Фелка стояла на коленях, окруженная остатками морских существ. Она знала теперь, чем объясняется одна из великих тайн космоса, тревожившая людей с начала космической эры. В Галактике тьма звезд, у многих есть планеты. Конечно, не все они находятся на нужном расстоянии от светила, не на всех есть металлы в пропорции, требующейся для возникновения сложных соединений углерода. А некоторые звезды слишком нестабильны, и жизнь подле них развиться не может. Но ведь в Галактике сотни миллиардов звезд. Пусть лишь крошечная часть их обитаема, по идее, этого достаточно, чтобы космос изобиловал разумной жизнью.

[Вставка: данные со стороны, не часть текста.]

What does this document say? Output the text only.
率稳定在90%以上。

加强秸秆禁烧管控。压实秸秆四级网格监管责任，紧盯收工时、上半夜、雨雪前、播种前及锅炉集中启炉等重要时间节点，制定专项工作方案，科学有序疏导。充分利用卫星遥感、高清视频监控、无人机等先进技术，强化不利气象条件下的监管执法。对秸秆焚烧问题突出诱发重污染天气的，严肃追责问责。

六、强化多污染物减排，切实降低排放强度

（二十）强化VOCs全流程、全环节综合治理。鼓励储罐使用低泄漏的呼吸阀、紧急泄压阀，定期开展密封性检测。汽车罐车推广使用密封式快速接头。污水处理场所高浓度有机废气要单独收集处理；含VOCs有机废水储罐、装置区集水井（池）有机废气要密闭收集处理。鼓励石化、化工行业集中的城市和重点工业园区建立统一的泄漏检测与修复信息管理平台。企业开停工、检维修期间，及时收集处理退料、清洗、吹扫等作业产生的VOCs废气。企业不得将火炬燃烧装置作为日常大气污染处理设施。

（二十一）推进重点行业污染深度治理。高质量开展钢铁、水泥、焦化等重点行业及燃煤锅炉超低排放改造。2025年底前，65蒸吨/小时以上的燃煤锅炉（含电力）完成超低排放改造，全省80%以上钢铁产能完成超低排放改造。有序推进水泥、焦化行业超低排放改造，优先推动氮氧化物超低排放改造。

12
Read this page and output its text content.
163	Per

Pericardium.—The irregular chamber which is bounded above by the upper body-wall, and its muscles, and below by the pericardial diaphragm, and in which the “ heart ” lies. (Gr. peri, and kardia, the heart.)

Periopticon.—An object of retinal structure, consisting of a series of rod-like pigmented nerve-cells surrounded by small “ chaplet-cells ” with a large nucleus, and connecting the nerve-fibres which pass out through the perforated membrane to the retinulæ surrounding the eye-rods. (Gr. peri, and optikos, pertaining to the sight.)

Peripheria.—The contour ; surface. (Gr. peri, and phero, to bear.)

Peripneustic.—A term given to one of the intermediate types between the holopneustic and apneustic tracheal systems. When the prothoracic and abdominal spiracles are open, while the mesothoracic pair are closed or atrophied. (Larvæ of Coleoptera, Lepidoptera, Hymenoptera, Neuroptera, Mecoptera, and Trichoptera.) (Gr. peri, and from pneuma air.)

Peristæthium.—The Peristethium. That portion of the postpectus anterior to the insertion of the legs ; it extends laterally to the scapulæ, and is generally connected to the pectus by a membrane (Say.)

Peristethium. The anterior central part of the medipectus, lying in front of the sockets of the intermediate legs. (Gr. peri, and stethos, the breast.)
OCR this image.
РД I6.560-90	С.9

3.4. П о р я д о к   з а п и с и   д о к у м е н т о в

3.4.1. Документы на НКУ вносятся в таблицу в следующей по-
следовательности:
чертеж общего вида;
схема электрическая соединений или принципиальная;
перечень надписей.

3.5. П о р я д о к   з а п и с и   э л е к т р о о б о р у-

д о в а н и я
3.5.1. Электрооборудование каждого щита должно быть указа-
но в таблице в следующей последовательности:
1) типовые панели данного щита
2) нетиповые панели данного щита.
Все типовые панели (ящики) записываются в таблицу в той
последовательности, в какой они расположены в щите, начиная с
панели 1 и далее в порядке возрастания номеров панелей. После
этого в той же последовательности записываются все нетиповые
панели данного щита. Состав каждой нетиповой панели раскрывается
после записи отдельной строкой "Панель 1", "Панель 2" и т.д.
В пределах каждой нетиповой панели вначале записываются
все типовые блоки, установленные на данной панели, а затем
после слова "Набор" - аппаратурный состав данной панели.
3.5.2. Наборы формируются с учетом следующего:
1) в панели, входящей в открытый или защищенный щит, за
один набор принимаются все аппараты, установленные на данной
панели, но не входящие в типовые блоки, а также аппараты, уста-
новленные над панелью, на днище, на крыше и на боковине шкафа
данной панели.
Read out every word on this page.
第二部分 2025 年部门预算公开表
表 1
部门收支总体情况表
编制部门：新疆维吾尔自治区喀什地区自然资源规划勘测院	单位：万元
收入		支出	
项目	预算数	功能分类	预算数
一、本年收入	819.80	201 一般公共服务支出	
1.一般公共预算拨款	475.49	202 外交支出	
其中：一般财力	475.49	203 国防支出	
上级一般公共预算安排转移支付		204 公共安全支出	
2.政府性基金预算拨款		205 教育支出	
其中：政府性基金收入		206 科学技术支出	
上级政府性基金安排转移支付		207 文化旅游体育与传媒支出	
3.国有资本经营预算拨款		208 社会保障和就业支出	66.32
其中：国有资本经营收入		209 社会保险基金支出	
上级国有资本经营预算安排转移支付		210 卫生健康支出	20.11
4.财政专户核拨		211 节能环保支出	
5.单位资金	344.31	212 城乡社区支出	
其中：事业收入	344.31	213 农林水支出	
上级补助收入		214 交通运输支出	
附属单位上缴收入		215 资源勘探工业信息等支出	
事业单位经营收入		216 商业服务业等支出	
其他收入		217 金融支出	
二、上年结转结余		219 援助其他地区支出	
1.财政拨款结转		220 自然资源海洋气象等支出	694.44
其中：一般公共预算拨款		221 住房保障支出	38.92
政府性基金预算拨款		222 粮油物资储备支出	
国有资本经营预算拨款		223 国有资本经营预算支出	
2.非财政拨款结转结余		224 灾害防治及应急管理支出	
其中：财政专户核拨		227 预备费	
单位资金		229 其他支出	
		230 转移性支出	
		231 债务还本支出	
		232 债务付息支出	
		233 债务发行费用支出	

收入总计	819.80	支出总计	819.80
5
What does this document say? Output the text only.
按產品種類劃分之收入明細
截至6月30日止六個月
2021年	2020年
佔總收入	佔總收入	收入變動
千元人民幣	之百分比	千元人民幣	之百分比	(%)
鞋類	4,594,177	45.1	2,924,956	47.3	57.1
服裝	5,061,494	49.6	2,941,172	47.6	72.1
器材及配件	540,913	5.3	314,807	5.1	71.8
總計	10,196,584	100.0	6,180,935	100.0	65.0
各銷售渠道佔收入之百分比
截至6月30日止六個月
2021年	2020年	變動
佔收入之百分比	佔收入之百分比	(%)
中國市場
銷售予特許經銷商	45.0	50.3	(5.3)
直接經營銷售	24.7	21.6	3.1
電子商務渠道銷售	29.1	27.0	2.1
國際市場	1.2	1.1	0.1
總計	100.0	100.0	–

Но люди так и не нашли свидетельств распространения разумных форм жизни от звезде к звезде, хотя этот процесс не кажется слишком сложным. Глядя в ночное небо, философы пришли к выводу, что жизнь – исключительный феномен. Возможно, человеческая раса – единственная разумная во всей Галактике.
Люди были не правы, но свою ошибку они обнаружили лишь в начале эпохи межзвездных сообщений. Отправленные ими экспедиции нашли следы погибших культур, руины цивилизаций на планетах, признаки существования народов. Количество их, погибших, пугало.
Казалось, разумная жизнь не то чтобы редка, но удивительно склонна к вымиранию. Словно что-то намеренно уничтожало ее.
Волки и стали недостающим фрагментом головоломки, безжалостным врагом разума. Неумолимые, бесконечно терпеливые машины выискивали признаки зародившегося разума и безжалостно уничтожали его. Оттого Галактика оставалась пустынной и безжизненной, патрулируемой жестокими, бдительными стражами.
– Но зачем? – спросила Фелка. – Ваши действия кажутся бессмысленными. Если уж вы так ненавидите жизнь, отчего бы не покончить с нею раз и навсегда?
– Раз и навсегда? – переспросил волк.
Очевидно, рассуждения Фелки его позабавили.
– Вы можете разбить все планеты Галактики или отравить их. Похоже, вам просто не хватает храбрости покончить со всей жизнью.
Медленно, тяжело вздохнула потревоженная волной галька – будто сошла лавина далеко в горах.
– Мы не хотим уничтожить всякую разумную жизнь, – ответил волк.